Page last updated at 11:22 GMT, Monday, 12 October 2009 12:22 UK

Co-operate on expenses, MPs told

Houses of Parliament
MPs have had their expenses scrutinised still further

Commons Speaker John Bercow has written to all MPs urging them to co-operate fully with an independent audit of their expenses claims since 2004.

He said Sir Thomas Legg's review was part of the process of restoring public confidence in expenses and MPs.

Sir Thomas has written to many MPs to ask them to justify some claims - and some may be asked to repay money.

There have been reports that some MPs plan to defy recommendations they now repay claims approved at the time.

MPs returning to the Commons on Monday after the summer recess have been receiving letters from Sir Thomas, a former civil servant, asking them for more information about some claims.

Retrospective limits

Sir Thomas, whose final report is expected in December, does not have the power to demand that they repay money.

His report will go to the Commons' Members Estimate Committee which will decide whether to order its recommendations be carried out.

EXPENSES BACKGROUND
MPs are allowed to claim expenses for running a second home but there was much uproar in May when receipts and details of what they had been claiming for were leaked to a newspaper.

Among them were claims for expensive TVs and furniture, MPs who claimed for more than one property by "flipping" the designated second home and others who over-claimed for mortgages or services.

Many MPs have announced they will be standing down, some have already repaid claims in response to constituents' anger.

Party leaders pledged to change the system and an independent review is due to make its recommendations this month.

The PM also asked an independent auditor to go over past claims again, to ensure money had been paid out properly.


But Sir Stuart Bell, who sits on the estimate committee, told the BBC on Sunday that Sir Thomas had been asked to carry out a review "in accordance with the rules at the time and the standards that applied at the time over the past five years".

"I think many MPs, if they read the newspapers, may feel [Sir Thomas] is not staying within that remit, he's not respecting the decisions that were made by the Fees Office in accordance with the rules at the time."

The Speaker, who chairs the estimates committee, has written to all MPs to urge them to co-operate fully.

He also says Sir Thomas was asked to examine payments "against the rules and standards in force at the time".

Sir Thomas was asked to scrutinise all MPs' claims after details of what they had been claiming under their second homes allowance and others were leaked and published by the Daily Telegraph in May.

The BBC understands he has set retrospective limits for some items and annual limits on what he believes they should have claimed - including £1,000 a year for gardening and £2,000 for cleaning.

Speaking on GMTV on Monday, the prime minister said he would repay money if asked to do so and recommended other MPs do the same.

Public confidence

"We've got to consign the old discredited system to the dustbin of history, this is part of the process of doing so," Gordon Brown said.

"Sir Thomas Legg will make recommendations, people have the chance to look at what he says.

"And then my advice to people is.... [if] he says you've got to repay, let's get it done, let's get it sorted out and let's get it back to a system that people have confidence in."

Shadow Commons leader Sir George Young told the BBC: "The letter we get today is the beginning of a process and not the end and, if you look at his terms of reference, it says that members will have a fair opportunity to make representations."

FROM THE TODAY PROGRAMME

He added: "We need to reply to the letters, give him the information he wants, make any representations and take the agenda on.

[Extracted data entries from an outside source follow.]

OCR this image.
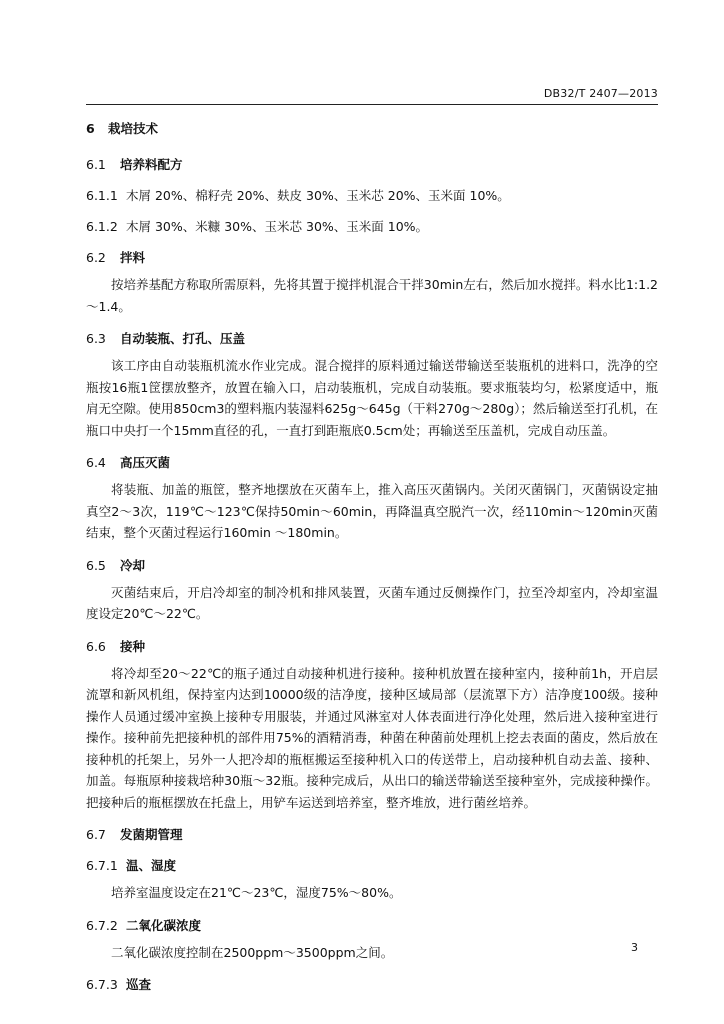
DB32/T 2407—2013
6 栽培技术
6.1 培养料配方
6.1.1 木屑 20%、棉籽壳 20%、麸皮 30%、玉米芯 20%、玉米面 10%。
6.1.2 木屑 30%、米糠 30%、玉米芯 30%、玉米面 10%。
6.2 拌料
按培养基配方称取所需原料，先将其置于搅拌机混合干拌30min左右，然后加水搅拌。料水比1:1.2～1.4。
6.3 自动装瓶、打孔、压盖
该工序由自动装瓶机流水作业完成。混合搅拌的原料通过输送带输送至装瓶机的进料口，洗净的空瓶按16瓶1筐摆放整齐，放置在输入口，启动装瓶机，完成自动装瓶。要求瓶装均匀，松紧度适中，瓶肩无空隙。使用850cm3的塑料瓶内装湿料625g～645g（干料270g～280g）；然后输送至打孔机，在瓶口中央打一个15mm直径的孔，一直打到距瓶底0.5cm处；再输送至压盖机，完成自动压盖。
6.4 高压灭菌
将装瓶、加盖的瓶筐，整齐地摆放在灭菌车上，推入高压灭菌锅内。关闭灭菌锅门，灭菌锅设定抽真空2～3次，119℃～123℃保持50min～60min，再降温真空脱汽一次，经110min～120min灭菌结束，整个灭菌过程运行160min ～180min。
6.5 冷却
灭菌结束后，开启冷却室的制冷机和排风装置，灭菌车通过反侧操作门，拉至冷却室内，冷却室温度设定20℃～22℃。
6.6 接种
将冷却至20～22℃的瓶子通过自动接种机进行接种。接种机放置在接种室内，接种前1h，开启层流罩和新风机组，保持室内达到10000级的洁净度，接种区域局部（层流罩下方）洁净度100级。接种操作人员通过缓冲室换上接种专用服装，并通过风淋室对人体表面进行净化处理，然后进入接种室进行操作。接种前先把接种机的部件用75%的酒精消毒，种菌在种菌前处理机上挖去表面的菌皮，然后放在接种机的托架上，另外一人把冷却的瓶框搬运至接种机入口的传送带上，启动接种机自动去盖、接种、加盖。每瓶原种接栽培种30瓶～32瓶。接种完成后，从出口的输送带输送至接种室外，完成接种操作。把接种后的瓶框摆放在托盘上，用铲车运送到培养室，整齐堆放，进行菌丝培养。
6.7 发菌期管理
6.7.1 温、湿度
培养室温度设定在21℃～23℃，湿度75%～80%。
6.7.2 二氧化碳浓度
二氧化碳浓度控制在2500ppm～3500ppm之间。
6.7.3 巡查
3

We all have an interest in bringing this to a conclusion."

Conservative leader David Cameron added: "Every MP has got to take part in this. This is a very important part of cleaning up our politics, sorting out the mess of the House of Commons, so everyone should take part.

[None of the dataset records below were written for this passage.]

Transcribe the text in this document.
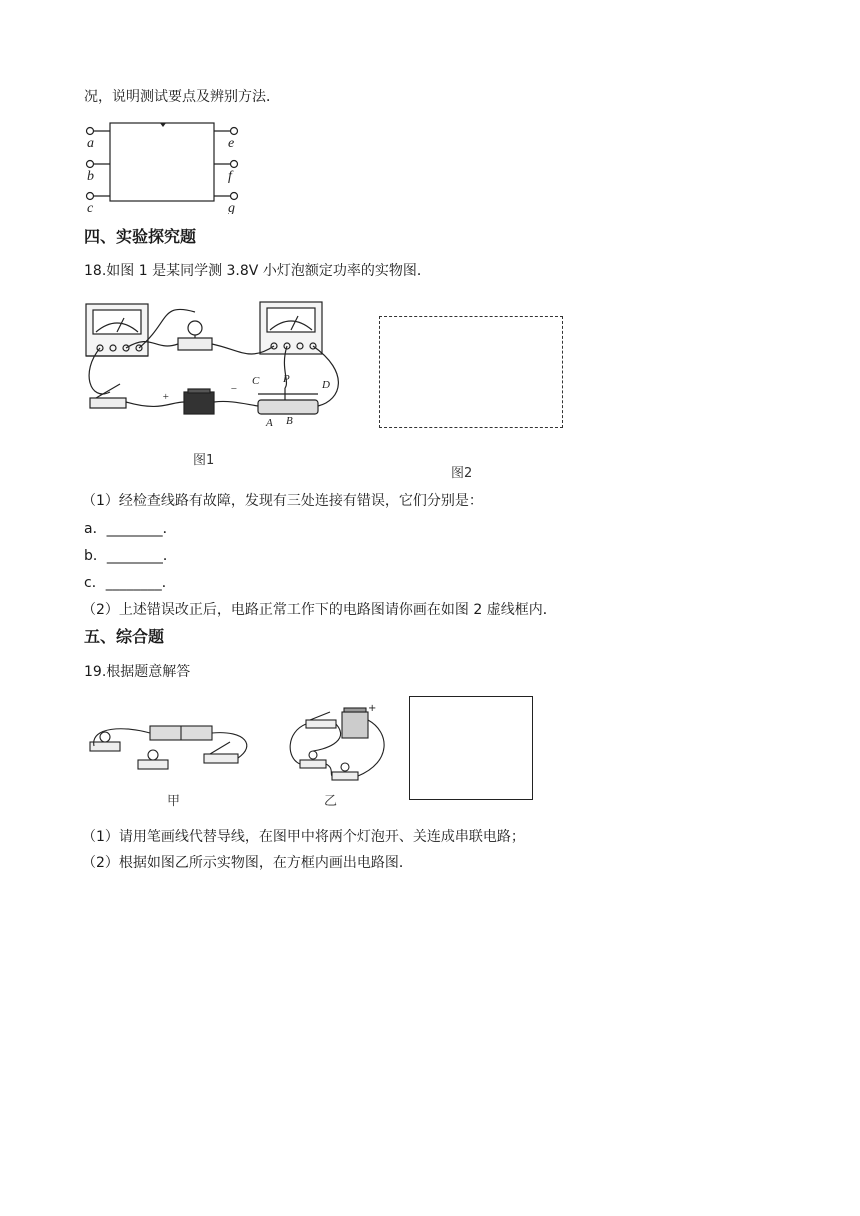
况，说明测试要点及辨别方法．
a
b
c
e
f
g
四、实验探究题
18.如图 1 是某同学测 3.8V 小灯泡额定功率的实物图．
+
−
C P	D
A B
图1
图2
（1）经检查线路有故障，发现有三处连接有错误，它们分别是：
a．________．
b．________．
c．________．
（2）上述错误改正后，电路正常工作下的电路图请你画在如图 2 虚线框内．
五、综合题
19.根据题意解答
甲
+
乙
（1）请用笔画线代替导线，在图甲中将两个灯泡开、关连成串联电路；
（2）根据如图乙所示实物图，在方框内画出电路图．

"Everyone should respond to these letters, respond to the inquiries that are being made - and, of course at the end of this process, then everyone will have to comply with what the authorities are asking."

Business Secretary Lord Mandelson said "on one level" he could understand the reaction as MPs had "honestly and fairly" made claims within the rules as they existed at the time.

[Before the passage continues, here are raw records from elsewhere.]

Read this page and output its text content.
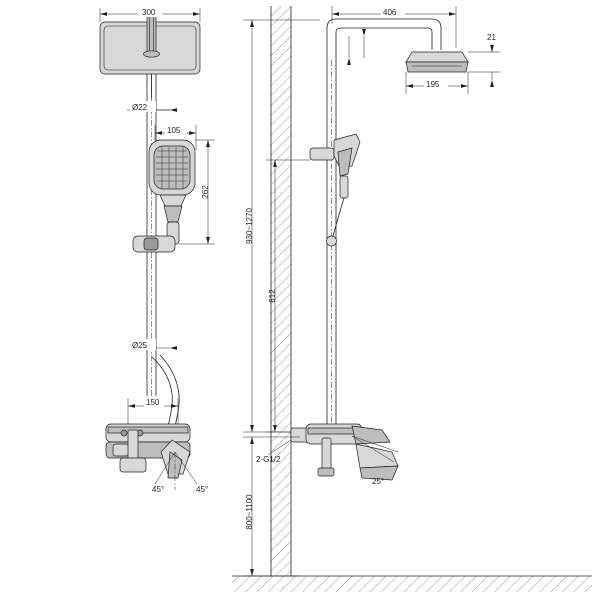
300
Ø22
105
262
Ø25
150
45°	45°
406
21
195
930~1270
812
2-G1/2
800~1100
25°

"For somebody who they thought was being appointed as an auditor but is in a sense rewriting the rules... many MPs will feel today [that it is] desperately unfair," he said.

"But I think they also have to understand where public opinion is on this and, in order to bring closure to this, I think MPs will need to bite on this particular bullet, however painful."

Expenses approved by the Fees Office have been questioned since details of the claims broke and the old system is widely agreed to have been discredited.

All MPs had to sign off their expenses confirming that they "incurred these costs wholly, exclusively and necessarily to enable me to stay overnight away from my only or main home for the purpose of performing my duties" as an MP.

Interim changes have already been made to the system ahead of a wide-ranging review of MPs' expenses by the independent committee on standards in public life, which is due to report back this month.

Many MPs have already repaid some claims following public anger when details were leaked over the summer, when many MPs were accused of extravagance, over-claiming and avoiding tax on home sales.